There has been limited research on daily monitoring of sleep stages in older adults in home environments. Monitoring sleep stages, such as REM sleep and NREM sleep (N1, N2 and N3 or deep sleep), provides detailed insight into the quality and depth of your sleep (McCarter et al., 2022). The disorders in specific stages of sleep might be an indicator of a potential health condition. For example, increased time in stage N1 sleep and less time in stage REM sleep are associated with worsening cognitive performance in older men over time (Song et al., 2015). Disturbances in NREM sleep are associated with the development of Alzheimer's disease. This is due to the insufficient functioning of the brain's glymphatic system, leading to the accumulation of amyloid beta, a hallmark of Alzheimer's disease (Astara et al., 2023). Therefore, distinguishing sleep stages is important in older adults to monitor and diagnose sleep disturbances and health outcomes. Non-EEG-based technologies are currently not accurate enough to reliably distinguish sleep stages when compared with the gold-standard of PSG (Imtiaz, 2021; Yuan et al., 2024). Recent advances in wearables using EEG technology have shown high accuracy, especially in sleep staging, supported by feasibility studies and validation across populations. These devices offer the potential for more accurate at-home sleep monitoring, with high compliance and user-friendliness (de et al., 2024).

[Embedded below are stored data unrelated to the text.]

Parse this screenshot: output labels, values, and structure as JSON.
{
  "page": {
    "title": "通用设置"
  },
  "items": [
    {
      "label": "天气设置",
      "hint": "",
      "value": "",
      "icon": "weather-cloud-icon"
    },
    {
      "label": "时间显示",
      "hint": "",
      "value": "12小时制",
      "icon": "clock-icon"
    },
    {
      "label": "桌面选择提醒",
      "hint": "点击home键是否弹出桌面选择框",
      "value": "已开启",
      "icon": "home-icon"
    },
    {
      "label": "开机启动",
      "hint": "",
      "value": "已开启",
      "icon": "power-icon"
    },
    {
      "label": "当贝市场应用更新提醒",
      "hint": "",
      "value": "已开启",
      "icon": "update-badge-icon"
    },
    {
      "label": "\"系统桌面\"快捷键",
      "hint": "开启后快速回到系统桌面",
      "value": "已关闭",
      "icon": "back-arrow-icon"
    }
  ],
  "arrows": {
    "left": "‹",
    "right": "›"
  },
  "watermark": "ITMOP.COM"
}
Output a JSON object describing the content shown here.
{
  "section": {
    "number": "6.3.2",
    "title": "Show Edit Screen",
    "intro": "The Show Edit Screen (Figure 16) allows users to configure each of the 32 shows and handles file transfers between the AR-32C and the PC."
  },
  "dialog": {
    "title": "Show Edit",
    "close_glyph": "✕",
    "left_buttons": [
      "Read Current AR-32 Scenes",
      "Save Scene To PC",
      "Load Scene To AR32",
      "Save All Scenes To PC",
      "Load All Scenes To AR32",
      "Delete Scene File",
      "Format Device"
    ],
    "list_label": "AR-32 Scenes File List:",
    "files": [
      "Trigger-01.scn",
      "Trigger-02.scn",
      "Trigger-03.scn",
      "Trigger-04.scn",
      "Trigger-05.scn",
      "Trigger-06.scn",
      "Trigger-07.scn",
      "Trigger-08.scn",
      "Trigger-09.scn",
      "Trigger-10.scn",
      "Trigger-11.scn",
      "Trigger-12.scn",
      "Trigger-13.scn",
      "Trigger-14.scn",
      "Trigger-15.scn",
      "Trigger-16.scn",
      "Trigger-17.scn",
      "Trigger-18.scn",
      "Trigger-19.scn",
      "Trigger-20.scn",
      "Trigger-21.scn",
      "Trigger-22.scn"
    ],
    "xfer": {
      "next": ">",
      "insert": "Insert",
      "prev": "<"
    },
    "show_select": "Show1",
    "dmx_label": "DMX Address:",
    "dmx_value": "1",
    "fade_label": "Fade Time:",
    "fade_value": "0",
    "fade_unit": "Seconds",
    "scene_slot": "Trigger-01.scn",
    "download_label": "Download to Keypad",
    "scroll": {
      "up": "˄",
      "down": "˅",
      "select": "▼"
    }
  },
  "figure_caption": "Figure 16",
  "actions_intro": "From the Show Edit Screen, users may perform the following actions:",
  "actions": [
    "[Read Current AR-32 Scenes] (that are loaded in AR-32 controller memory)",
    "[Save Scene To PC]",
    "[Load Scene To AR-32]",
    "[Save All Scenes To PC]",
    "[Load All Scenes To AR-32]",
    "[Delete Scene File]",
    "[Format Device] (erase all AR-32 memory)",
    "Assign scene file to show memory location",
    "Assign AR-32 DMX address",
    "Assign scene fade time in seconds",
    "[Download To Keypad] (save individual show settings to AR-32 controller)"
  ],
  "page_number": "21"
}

There are several strengths of this review. This review entailed a comprehensive search, which was reviewed and improved with the help of a librarian. The meticulous following of the methodology led to a detailed extraction process, which was discussed on a number of occasions among the three authors. To our knowledge, this is the first scoping review regarding home-based objective sleep monitoring at home in older adults, and its associations with diverse predictors and outcomes.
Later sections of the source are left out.